When I decided to write this, I promised myself that I would tell you only what you didn’t already know about 9/11. The preceding two paragraphs are as close as I want to let myself stray from that promise. They barely touch on the pain that piles on and ripples out after such tragic loss and as logical extensions of how we sometimes collectively respond.
After 9/11, I did so much crying, so much numbing out, so much staring off into the distance, a whole lot of reading and watching and listening. Eventually, I hit a wall. Then one Friday night in 2007 in the press box at the Vanderbilt University baseball stadium, I looked out at a gorgeous spring night as a favorite Bruce Springsteen song blared from the loudspeakers. Sung from the point of view of a firefighter rushing up the stairs of one of the towers, the song nonetheless has a power independent of its narrative. It was that power that took hold of me that night, and I suspect that it’s so for many people even today. And yet, if you listen carefully, you can be struck all over again by waves of emotion over the enormity of the point in time it marks from the perspective of a single person.
The last time I had been at that stadium, my mother was alive and didn’t know what was coming later that year to mark the beginning of the end. This time, there was a big hole left behind by her death the year before. As I let myself surrender to the power of the song, there was no one else around me, no baseball diamond in front of me, no deadline to meet, and no attention to the song’s connection to 9/11. I was tapped out on mourning all of the losses. I rocked out, sort of — motionless except for my pen drumming on a page of my baseball scorebook.
Don’t feel guilty about whatever limits you might have today or tomorrow or on 9/11/2021 for remembrances of death and evil and all things frightening. You can be respectful of those still mourning loved ones and of those more actively commemorating 9/11 and still protect yourself from the ongoing pain pile-on. You are allowed to care for yourself, whether that means hiding under a blanket fort, double masking, staying home yet again or watching videos of cute cats or puppies. Me? There are only so many times I can videos of people falling from a burning skyscraper, only so many stories I can read about families unable to be with a dying loved one in their final moments, only so many clips of health care workers all but broken by what they’ve seen again and again and again. I see so many people saying this on social media — New Yorkers, people near COVID-19 hot spots, and many others — and I am reminded that I am not alone in having limits to how much I can continue to process.
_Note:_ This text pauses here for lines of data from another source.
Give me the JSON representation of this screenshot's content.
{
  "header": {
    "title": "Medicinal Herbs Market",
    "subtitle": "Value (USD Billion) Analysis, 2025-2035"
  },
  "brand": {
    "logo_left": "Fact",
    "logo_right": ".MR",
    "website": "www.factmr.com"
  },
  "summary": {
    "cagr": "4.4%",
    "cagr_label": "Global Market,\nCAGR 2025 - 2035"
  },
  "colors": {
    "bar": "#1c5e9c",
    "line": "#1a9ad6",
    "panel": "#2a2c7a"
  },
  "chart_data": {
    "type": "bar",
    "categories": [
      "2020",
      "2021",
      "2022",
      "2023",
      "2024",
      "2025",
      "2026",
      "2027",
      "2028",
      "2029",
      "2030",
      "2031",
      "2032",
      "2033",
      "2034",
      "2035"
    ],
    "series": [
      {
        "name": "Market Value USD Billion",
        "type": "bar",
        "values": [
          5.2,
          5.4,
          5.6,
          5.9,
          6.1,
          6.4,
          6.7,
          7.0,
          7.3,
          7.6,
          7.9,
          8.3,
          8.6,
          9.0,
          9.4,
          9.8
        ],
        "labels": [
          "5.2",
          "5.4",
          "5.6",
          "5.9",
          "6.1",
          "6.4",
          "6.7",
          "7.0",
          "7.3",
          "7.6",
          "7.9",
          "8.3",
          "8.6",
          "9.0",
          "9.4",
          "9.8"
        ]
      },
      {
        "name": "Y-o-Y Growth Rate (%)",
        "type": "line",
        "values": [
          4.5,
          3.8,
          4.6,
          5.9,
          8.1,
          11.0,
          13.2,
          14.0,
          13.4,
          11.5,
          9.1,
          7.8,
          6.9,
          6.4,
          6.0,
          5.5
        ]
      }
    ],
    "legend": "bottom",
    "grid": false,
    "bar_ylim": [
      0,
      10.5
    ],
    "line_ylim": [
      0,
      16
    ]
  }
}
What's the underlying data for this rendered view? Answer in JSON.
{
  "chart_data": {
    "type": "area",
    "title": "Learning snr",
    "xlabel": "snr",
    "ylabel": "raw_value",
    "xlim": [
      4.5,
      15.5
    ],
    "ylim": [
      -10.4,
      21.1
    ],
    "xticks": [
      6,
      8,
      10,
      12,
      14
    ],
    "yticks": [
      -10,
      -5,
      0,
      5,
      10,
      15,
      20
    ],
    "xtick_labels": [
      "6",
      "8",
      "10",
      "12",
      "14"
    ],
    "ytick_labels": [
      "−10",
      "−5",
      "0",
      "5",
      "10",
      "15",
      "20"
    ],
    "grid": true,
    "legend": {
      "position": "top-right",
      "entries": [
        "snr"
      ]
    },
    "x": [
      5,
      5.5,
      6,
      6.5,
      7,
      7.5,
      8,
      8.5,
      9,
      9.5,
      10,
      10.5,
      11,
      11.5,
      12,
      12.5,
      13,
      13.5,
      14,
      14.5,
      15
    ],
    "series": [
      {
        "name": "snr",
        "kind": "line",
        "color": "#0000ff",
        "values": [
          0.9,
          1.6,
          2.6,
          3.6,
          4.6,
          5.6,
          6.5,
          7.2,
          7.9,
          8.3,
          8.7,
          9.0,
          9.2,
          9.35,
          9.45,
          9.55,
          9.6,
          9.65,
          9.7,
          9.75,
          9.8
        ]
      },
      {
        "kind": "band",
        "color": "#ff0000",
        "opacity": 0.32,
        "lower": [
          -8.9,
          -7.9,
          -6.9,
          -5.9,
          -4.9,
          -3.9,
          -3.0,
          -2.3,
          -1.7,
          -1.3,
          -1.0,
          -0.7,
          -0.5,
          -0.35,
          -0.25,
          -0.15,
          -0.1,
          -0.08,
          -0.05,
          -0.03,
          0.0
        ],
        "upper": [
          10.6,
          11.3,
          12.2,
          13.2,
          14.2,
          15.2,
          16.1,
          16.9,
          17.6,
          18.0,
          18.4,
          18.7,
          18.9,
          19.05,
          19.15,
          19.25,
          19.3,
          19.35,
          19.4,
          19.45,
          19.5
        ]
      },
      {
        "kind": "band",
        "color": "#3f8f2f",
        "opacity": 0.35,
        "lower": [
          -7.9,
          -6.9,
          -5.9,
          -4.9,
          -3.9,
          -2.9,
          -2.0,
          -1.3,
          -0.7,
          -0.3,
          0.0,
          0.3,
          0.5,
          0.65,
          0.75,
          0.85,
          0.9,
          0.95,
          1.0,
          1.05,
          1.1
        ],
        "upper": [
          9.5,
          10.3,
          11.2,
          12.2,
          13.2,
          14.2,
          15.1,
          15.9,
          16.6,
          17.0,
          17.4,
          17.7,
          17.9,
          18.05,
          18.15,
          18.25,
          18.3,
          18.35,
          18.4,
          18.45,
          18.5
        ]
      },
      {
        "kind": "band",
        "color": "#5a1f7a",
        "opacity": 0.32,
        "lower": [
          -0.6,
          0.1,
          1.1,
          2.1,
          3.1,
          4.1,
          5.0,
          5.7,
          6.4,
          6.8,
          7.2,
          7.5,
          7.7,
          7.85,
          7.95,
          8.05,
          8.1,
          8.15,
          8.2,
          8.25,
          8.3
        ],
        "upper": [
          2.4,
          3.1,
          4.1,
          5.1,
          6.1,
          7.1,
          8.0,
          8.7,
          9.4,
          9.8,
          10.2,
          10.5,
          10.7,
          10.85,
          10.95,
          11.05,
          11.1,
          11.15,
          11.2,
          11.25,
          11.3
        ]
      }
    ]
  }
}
Take care of yourself. Another pandemic winter is coming. There will be no shortage of days of mourning.
Aerial photo of 9/11 Memorial park by Nick Starichenko/via Shutterstock.
Michele
Carly, you have tapped into so many vulnerable emotions many of us are feeling these days, but cannot express them as eloquently and sensitively as you do. Thank you for giving me the words I cannot find. Thank you for sharing your amazing talent with us.